Back then, it was to drive the market down as much as possible, and that did happen, taking it to minus $40 per barrel for U.S. crude. Now, of course, it is to take it the other way - and that has happened too, with the market rising more than 50% on the year to just shy of $75 a barrel on Friday.

That said, neither super-low nor super-high oil prices are good for the world.

Dirt-cheap oil prices can destroy economies that depend almost entirely on the so-called black gold commodity. Think not just of Saudi Arabia and Russia here or the combined forces of the 23 nations under OPEC+. Think also of the United States, which has always been an oil producer while being the No. 1 consumer as well. The U.S. was never a part of the Organization of the Petroleum Exporting Countries cartel led by the Saudis. But until last year’s coronavirus outbreak, it was also the world’s top producer, thanks to the shale oil and fracking boom.

The pandemic devastated the coffers of countries that produced oil. It also severely disrupted the finances of companies involved in almost every aspect of upstream and downstream work in the industry. Most importantly, it brought to a complete halt investments in E&P, or exploration and production, that’s vital to the security of future oil and gas supplies.

The freeze on E&P can have untold ramifications for the world once the low-demand period for oil ends and high, or even regular, consumption kicks in. For one, production cannot be ramped up overnight, given the gestation period between exploration and when first oil is struck.

Also, the “hangover” from low oil prices can slow the transition to “Drill Baby, Drill!” This is what is happening now in the Permian, the largest U.S. shale oil basin. Shale drillers, burnt again and again from overproduction, refuse to go back to their old ways. Even if they wished, their shareholders would not allow it, punishing them with severe share price corrections each time they utter higher output plans. Thus, U.S. production is stuck at 11 million barrels daily, unable to rise meaningfully, let alone return to the pre-pandemic world record of 13 million. Finally, the Biden administration’s goal of expanding green renewable energies over fossil fuels has contributed to the perfect storm against higher oil and gas production.
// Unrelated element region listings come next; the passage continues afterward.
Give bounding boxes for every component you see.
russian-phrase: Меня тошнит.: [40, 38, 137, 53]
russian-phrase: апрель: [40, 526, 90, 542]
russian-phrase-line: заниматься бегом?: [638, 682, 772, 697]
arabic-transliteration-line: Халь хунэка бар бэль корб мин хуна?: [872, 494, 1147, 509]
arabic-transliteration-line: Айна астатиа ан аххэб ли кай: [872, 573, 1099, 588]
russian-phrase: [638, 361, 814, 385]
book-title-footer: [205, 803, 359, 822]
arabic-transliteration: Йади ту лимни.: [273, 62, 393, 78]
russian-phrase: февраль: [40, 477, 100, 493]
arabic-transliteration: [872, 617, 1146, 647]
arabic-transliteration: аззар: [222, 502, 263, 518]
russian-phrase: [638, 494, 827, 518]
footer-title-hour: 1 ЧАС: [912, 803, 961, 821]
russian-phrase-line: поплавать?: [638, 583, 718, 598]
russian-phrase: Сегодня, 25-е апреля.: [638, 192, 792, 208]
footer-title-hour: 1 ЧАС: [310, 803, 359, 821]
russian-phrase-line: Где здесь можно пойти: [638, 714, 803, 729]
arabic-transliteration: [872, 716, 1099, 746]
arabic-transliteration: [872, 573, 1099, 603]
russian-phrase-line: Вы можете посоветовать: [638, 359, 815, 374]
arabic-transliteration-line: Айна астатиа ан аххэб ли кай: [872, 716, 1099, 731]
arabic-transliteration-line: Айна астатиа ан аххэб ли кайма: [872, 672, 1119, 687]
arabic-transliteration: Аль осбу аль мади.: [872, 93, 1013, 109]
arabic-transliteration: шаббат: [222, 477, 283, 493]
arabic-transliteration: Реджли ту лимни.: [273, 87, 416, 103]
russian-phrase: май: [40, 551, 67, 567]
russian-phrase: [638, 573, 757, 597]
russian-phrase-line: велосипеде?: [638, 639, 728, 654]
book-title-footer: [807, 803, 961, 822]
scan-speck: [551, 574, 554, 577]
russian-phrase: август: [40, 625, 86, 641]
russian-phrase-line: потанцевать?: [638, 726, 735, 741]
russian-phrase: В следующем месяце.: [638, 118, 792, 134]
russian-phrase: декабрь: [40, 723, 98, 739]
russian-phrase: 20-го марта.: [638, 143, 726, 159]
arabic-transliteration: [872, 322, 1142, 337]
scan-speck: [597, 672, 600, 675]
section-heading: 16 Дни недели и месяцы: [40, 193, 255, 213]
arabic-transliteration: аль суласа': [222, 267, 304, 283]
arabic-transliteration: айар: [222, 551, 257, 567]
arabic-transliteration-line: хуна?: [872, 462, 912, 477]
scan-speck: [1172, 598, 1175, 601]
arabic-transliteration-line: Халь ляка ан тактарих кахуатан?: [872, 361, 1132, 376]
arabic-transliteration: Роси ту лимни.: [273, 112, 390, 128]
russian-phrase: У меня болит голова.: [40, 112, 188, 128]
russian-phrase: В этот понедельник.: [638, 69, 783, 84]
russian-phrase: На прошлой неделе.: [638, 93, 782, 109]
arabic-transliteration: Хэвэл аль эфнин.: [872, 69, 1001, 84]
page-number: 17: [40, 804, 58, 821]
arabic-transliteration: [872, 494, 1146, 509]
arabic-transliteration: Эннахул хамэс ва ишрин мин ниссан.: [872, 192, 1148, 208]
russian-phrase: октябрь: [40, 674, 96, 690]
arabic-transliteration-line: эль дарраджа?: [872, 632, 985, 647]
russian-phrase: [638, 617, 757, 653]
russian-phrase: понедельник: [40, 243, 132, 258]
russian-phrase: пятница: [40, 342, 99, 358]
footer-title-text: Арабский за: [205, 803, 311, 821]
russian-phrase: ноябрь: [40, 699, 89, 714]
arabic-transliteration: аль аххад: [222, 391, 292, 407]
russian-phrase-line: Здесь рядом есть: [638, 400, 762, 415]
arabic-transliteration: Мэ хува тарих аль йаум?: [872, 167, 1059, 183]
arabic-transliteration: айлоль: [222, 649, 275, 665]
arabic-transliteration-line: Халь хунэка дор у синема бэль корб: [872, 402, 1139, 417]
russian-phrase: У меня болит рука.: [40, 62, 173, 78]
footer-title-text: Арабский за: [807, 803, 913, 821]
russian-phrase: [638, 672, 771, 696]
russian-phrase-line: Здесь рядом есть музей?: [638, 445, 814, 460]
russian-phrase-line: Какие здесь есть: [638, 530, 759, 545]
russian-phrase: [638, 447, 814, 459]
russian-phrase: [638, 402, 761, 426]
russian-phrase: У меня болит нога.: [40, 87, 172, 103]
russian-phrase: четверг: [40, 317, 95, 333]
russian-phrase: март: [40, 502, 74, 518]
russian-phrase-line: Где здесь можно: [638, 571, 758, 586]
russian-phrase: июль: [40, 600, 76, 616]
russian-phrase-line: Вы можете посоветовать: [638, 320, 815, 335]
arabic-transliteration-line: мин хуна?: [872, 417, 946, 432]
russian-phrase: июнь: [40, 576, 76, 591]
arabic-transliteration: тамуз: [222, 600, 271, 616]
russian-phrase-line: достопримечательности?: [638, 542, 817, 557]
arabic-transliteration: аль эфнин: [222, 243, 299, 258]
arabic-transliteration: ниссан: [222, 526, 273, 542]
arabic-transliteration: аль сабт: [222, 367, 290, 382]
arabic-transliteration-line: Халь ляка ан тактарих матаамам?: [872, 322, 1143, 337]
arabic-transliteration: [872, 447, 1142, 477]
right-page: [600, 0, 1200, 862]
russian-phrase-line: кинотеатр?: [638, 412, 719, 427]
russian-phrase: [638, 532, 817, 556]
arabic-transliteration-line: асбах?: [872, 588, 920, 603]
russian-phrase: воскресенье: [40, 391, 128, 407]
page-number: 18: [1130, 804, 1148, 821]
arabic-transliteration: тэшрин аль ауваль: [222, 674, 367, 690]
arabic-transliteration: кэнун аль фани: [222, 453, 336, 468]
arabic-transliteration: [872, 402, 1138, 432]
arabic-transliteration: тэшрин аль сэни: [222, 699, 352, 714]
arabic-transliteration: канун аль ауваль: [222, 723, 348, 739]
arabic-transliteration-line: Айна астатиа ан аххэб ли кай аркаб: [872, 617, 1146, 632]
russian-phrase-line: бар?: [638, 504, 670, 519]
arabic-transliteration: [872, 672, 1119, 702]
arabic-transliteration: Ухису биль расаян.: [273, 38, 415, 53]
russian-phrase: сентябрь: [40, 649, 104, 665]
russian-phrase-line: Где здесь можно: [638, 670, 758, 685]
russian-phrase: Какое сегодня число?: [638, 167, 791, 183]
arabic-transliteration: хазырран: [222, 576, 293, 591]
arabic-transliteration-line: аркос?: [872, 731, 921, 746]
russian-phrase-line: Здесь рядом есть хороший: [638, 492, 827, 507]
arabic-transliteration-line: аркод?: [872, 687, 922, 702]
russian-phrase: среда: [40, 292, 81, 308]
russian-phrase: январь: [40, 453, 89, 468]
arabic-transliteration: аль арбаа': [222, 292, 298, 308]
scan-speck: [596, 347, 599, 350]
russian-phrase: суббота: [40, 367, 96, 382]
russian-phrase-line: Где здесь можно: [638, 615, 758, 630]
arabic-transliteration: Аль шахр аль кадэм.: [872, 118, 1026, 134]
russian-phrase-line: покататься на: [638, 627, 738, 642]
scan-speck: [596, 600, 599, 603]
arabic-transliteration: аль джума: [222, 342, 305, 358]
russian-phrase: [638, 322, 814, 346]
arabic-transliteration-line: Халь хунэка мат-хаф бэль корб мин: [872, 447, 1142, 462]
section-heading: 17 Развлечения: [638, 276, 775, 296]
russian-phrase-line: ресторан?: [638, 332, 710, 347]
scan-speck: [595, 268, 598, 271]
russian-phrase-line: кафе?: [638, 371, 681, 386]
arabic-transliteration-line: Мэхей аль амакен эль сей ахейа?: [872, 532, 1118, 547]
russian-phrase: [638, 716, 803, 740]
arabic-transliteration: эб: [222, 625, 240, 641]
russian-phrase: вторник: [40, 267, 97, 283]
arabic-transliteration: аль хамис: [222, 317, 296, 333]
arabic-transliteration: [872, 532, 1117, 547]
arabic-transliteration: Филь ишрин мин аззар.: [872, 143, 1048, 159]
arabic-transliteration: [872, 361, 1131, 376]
While output cannot grow quickly enough, demand is just starting to explode. With the U.S. national vaccination rate against the Covid-19 nearing 50%, and social distancing and other pandemic protocols discarded in almost every of its 50 states, Americans are rediscovering their wanderlust — and boosting gasoline consumption in the process. U.S. airport security is clearing up to 2 million people a day, the first time since March 2020 - meaning flights and demand for jet fuel are spiking too.